「ガストに行けない」「サイゼリヤは神」 低賃金にあえぐ介護職の実態 「カツカツの生活でガストなんて高くて行けません」 子育て中の高橋美幸さん(仮名、42)が、ため息をつく。夫婦ともに東京都内で介護職として働くが、家計はギリギリ。たまの外食の楽し…
「ガストに行けない」「サイゼリヤは神」 低賃金にあえぐ介護職の実態
「カツカツの生活でガストなんて高くて行けません」
子育て中の高橋美幸さん(仮名、42)が、ため息をつく。

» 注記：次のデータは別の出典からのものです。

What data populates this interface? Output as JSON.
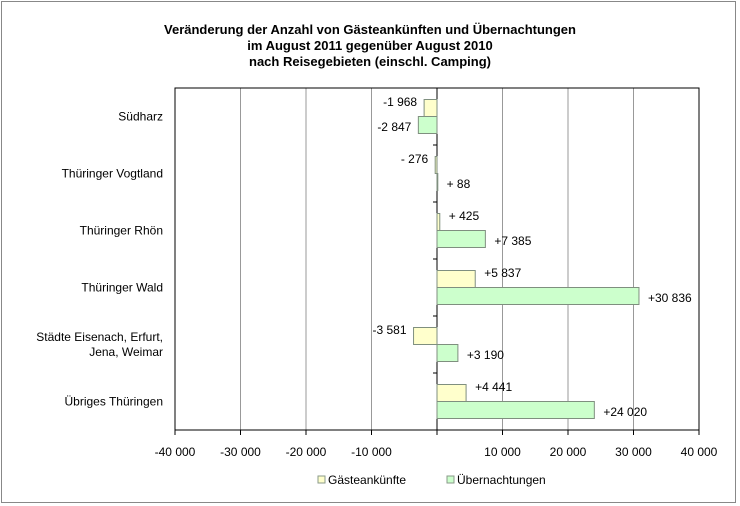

夫婦ともに東京都内で介護職として働くが、家計はギリギリ。たまの外食の楽しみにも制限がかかる。
特別養護老人ホームで働いていた美幸さんは、同僚と職場結婚。産後は子どもを保育園に預け、近くの実家も頼りながら夫婦で夜勤をこなした。
ただ、それも限界となり、3人目の出産を機に夜勤のない介護施設を探した。ただ、どこも「正職員で夜勤なしでは雇えない」「子育て中だからと夜勤免除はできない」と門前払い。パートの訪問介護職に転じた。
■「サイゼリヤは神です」
それから10年。1350円だった時給は上がらず、「辞める」と上司に直談判してやっと1400円になった。小学生の息子が不登校になった今、美幸さんは週3日だけ働く。
月収は8万円。夫は20年も勤める職場で管理職になったが、月の手取りは約28万円。貯金しようにも、最低限の生活費で収入は消えていく。中学生の息子2人は食べ盛りのため外食の出費は痛い。
「でも、ちょっと外食したいねというとき、月に1回くらい両親におねだりするんです。孫に会えるからと、ガストで食事をごちそうしてくれます」(美幸さん)。
家計が苦しい中でも時折、美幸さんは思春期を迎える子どもを1人ずつ連れて2人きりで出かけ、特別な時間をつくるようにしている。
行く先はチェーン店のカフェやラーメン店。スターバックスは高いからドトールに行く。ケーキは高いから、クッキーを頼む。
美幸さん夫婦の世帯年収は約500万円。日本の1人当たりの平均年収458万円とそう変わらない。学資保険で子ども1人当たり200万円の学費を準備しているが、私立の高校や大学に行くとなれば賄えなくなる見込みだ。